We acknowledge some limitations in this work. Our descriptions are based on one example in which the differences between the effects of the resuscitation fluids is not very large, and therefore careful consideration is required in selecting the best option.

Appropriate interpretation of NMA results involves presentation of direct and indirect as well as the NMA estimates and their associated confidence/credible intervals for each paired comparison, as well as the associated certainty of estimates (as in Table 2). When the NMA involves more than three or four interventions; however, the cognitive challenge of optimally interpreting such evidence summaries is daunting.
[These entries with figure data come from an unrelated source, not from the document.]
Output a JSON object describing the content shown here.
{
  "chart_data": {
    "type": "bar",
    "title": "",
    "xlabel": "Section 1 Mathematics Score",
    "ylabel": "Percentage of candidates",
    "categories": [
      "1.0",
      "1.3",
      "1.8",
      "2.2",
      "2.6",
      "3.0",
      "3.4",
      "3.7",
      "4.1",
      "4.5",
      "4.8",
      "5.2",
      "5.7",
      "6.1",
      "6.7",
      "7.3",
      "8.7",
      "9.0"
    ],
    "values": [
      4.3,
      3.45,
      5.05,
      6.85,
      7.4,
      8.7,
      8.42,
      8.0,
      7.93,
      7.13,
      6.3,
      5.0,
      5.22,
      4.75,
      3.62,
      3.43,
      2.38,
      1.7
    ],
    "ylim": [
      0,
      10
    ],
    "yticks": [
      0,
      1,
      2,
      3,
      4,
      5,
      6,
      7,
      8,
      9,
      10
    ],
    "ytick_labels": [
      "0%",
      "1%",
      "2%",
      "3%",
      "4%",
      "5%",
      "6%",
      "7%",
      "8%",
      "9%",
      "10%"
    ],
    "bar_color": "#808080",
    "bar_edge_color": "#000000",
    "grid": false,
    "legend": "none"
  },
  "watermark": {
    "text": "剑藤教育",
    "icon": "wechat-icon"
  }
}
Visual displays of rankings (Fig. 1), the SUCRA statistic (Table 1), and visual displays of point estimates and confidence intervals of relative effects of interventions against a common comparator (Fig. 2) can all aid in interpretation when used together.

Clinicians using NMAs should bear in mind that the presentation approaches we have described all have their limitations and require cautious interpretation. If interpreted in the light of certainty (quality and confidence) in the evidence, clinicians can avoid misleading inferences. They can then use best evidence presentations from NMA to guide their clinical practice and offer patients optimal choices in managing their health issues.